Peter Lynch is known as something of a legend in the mutual fund industry.
The stock-picking guru was responsible for 29% annualized returns as the manager of Fidelity’s Magellan Fund from 1977 to 1990, which he took from $US18 million in assets under management to more than $US14 billion over that 13-year span.
Lynch popularised an investing style known as “growth at a reasonable price” (which is more or less exactly what it sounds like).
Investors who adhere to GARP look for stocks that will grow faster than their peers, but are also undervalued relative to their peers.
Goldman Sachs equity strategists started publishing monthly GARP screens for their clients in January 2004.
In a note to clients last month, however, Goldman’s chief U.S. equity strategist David Kostin and his team said the screens would be discontinued.
“We will no longer publish our screens as we have decided to deploy resources elsewhere,” said Kostin.

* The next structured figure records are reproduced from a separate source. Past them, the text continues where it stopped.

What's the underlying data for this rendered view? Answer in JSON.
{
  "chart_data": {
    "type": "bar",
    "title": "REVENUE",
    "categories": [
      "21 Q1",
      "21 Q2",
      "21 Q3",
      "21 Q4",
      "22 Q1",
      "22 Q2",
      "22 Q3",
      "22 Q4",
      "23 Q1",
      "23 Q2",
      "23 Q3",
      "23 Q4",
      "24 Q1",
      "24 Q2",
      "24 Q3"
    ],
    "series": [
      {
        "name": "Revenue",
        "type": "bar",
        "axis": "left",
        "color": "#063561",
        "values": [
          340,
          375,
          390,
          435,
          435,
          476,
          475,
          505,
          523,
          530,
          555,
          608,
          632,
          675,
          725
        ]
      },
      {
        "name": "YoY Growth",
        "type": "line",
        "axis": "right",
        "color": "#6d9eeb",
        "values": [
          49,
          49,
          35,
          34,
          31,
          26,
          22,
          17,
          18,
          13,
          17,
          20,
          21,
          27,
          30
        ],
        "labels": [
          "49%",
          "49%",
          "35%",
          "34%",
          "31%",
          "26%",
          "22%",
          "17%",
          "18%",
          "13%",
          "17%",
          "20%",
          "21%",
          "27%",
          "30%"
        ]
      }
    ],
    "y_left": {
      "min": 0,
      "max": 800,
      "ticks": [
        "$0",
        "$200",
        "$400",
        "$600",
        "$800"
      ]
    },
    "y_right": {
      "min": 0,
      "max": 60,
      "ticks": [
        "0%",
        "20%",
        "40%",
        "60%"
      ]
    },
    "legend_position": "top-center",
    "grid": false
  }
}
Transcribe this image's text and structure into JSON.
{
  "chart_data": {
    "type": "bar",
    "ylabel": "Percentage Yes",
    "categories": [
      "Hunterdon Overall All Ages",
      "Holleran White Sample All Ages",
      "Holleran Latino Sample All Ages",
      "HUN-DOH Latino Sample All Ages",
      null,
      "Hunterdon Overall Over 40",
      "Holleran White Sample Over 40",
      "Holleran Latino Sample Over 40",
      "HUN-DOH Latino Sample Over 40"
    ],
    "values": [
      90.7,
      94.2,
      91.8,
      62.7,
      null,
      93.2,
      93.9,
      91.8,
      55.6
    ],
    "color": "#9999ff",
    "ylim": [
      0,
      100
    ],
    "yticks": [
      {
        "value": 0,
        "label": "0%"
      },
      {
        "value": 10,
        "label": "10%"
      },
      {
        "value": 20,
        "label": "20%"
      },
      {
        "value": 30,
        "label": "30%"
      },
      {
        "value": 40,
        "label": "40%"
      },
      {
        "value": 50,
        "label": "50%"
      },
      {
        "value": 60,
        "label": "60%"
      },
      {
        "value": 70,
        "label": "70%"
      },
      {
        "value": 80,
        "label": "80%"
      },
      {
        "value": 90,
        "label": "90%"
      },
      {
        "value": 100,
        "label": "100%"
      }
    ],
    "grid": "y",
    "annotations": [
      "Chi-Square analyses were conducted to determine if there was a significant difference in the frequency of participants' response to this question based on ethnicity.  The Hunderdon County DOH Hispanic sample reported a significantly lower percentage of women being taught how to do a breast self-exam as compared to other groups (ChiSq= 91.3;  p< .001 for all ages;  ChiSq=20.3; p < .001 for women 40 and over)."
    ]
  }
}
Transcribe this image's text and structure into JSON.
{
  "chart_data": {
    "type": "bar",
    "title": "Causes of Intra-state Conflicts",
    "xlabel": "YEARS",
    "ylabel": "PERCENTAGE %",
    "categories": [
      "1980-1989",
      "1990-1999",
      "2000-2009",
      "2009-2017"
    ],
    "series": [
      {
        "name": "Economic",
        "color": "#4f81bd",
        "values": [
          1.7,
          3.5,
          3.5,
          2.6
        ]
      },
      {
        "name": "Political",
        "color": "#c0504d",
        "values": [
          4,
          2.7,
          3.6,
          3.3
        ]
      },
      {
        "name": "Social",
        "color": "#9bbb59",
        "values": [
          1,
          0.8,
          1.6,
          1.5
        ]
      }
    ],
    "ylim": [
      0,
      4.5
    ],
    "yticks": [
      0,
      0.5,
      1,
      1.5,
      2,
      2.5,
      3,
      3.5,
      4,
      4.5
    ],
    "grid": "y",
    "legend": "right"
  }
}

Despite the apparent lack of interest in the strategy, it still seems to be fairly successful.
“Since inception in January 2004, our GARP screen outperformed the S&P 500 (89.8% vs. 79.9%), a positive excess return of 991 bp,” wrote Kostin in the note. “Through the first nine months of 2013 our GARP screen generated a total return of 21.4% versus 19.8% for S&P 500, an excess return of 159 bp.”
Though Goldman is no longer bothering with it, GARP isn’t completely dead on the Street — BMO chief investment strategist Brian Belski, for one, believes stock-picking is making a comeback.
“Our investment recommendations remain centered on more active strategies,” he wrote in a November 1 note. “We continue to favour GARP-like and select beta strategies for the sort of market environment we expect to unfold through year-end and into 2014.”